Faraday’s researchers Javier Aguinaga and Octavio Gianatiempo have investigated on IP cameras and two high severity vulnerabilities.
This research project began when Aguinaga's wife, a former Research leader at Faraday Security, informed him that their IP camera had stopped working. Although Javier was initially asked to fix it, being a security researcher, opted for a more unconventional approach to tackle the problem. He brought the camera to their office and discussed the issue with Gianatiempo, another security researcher at Faraday. The situation quickly escalated from some light reverse engineering to a full-fledged vulnerability research project, which ended with two high-severity bugs and an exploitation strategy worthy of the big screen.

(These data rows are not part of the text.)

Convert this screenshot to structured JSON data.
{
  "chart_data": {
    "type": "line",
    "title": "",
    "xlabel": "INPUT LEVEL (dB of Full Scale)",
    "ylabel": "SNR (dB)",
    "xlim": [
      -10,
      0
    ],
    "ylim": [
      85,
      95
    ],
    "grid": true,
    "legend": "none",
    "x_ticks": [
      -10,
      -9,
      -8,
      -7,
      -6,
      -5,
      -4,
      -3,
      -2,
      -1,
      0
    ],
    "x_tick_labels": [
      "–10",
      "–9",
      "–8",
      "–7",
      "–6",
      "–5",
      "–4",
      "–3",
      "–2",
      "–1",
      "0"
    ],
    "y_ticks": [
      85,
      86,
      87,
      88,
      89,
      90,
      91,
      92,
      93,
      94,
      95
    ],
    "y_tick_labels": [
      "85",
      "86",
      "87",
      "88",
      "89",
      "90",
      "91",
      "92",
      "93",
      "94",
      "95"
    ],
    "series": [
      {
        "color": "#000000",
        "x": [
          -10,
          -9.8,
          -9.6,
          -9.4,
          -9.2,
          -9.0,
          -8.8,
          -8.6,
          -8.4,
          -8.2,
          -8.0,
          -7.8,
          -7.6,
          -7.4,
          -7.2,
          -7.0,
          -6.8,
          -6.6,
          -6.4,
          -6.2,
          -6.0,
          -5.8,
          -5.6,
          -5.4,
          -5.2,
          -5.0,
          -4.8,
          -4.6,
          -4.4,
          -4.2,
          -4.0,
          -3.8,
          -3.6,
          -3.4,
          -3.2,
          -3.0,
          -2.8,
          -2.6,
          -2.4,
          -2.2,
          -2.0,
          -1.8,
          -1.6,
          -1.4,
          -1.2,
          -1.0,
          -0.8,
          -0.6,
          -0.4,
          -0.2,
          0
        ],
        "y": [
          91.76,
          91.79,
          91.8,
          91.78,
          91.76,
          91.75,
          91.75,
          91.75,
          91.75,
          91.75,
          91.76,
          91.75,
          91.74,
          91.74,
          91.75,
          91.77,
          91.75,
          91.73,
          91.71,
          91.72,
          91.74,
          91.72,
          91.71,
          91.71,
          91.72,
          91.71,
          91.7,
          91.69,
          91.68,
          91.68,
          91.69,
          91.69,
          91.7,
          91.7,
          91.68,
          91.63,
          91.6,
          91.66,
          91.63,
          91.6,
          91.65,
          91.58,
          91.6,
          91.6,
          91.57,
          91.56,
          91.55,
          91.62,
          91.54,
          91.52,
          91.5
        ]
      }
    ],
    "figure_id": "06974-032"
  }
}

They uncovered two LAN remote code execution vulnerabilities in EZVIZ’s implementation of Hikvision’s Search Active Devices Protocol (SADP) and SDK server:
- CVE-2023-34551: EZVIZ’s implementation of Hikvision’s SDK server post-auth stack buffer overflows (CVSS3 8.0 - HIGH)
- CVE-2023-34552: EZVIZ’s implementation of Hikvision’s SADP packet parser pre-auth stack buffer overflows (CVSS3 8.8 - HIGH)
The affected code is present in several EZVIZ products, which include but are not limited to:
Product Model | Affected Versions |
---|---|
CS-C6N-B0-1G2WF | Versions below V5.3.0 build 230215 |
CS-C6N-R101-1G2WF | Versions below V5.3.0 build 230215 |
CS-CV310-A0-1B2WFR | Versions below V5.3.0 build 230221 |
CS-CV310-A0-1C2WFR-C | Versions below V5.3.2 build 230221 |
CS-C6N-A0-1C2WFR-MUL | Versions below V5.3.2 build 230218 |
CS-CV310-A0-3C2WFRL-1080p | Versions below V5.2.7 build 230302 |
CS-CV310-A0-1C2WFR Wifi IP66 2.8mm 1080p | Versions below V5.3.2 build 230214 |
CS-CV248-A0-32WMFR | Versions below V5.2.3 build 230217 |
EZVIZ LC1C | Versions below V5.3.4 build 230214 |
These vulnerabilities affect IP cameras and can be used to execute code remotely, so they drew inspiration from the movies and decided to recreate an attack often seen in heist films. The hacker in the group is responsible for hijacking the cameras and modifying the feed to avoid detection. Take, for example, this famous scene from Ocean’s Eleven:
Exploiting either of these vulnerabilities, Javier and Octavio served a victim an arbitrary video stream by tunneling their connection with the camera into an attacker-controlled server while leaving all other camera features operational. A deep detailed dive into the whole research process, can be found in these slides and code. It covers firmware analysis, vulnerability discovery, building a toolchain to compile a debugger for the target, developing an exploit capable of bypassing ASLR. Plus, all the details about the Hollywood-style post-exploitation, including tracing, in memory code patching and manipulating the execution of the binary that implements most of the camera features.
This research shows that memory corruption vulnerabilities still abound on embedded and IoT devices, even on products marketed for security applications like IP cameras. Memory corruption vulnerabilities can be detected by static analysis, and implementing secure development practices can reduce their occurrence. These approaches are standard in other industries, evidencing that security is not a priority for embedded and IoT device manufacturers, even when developing security-related products. By filling the gap between IoT hacking and the big screen, this research questions the integrity of video surveillance systems and hopes to raise awareness about the security risks posed by these kinds of devices.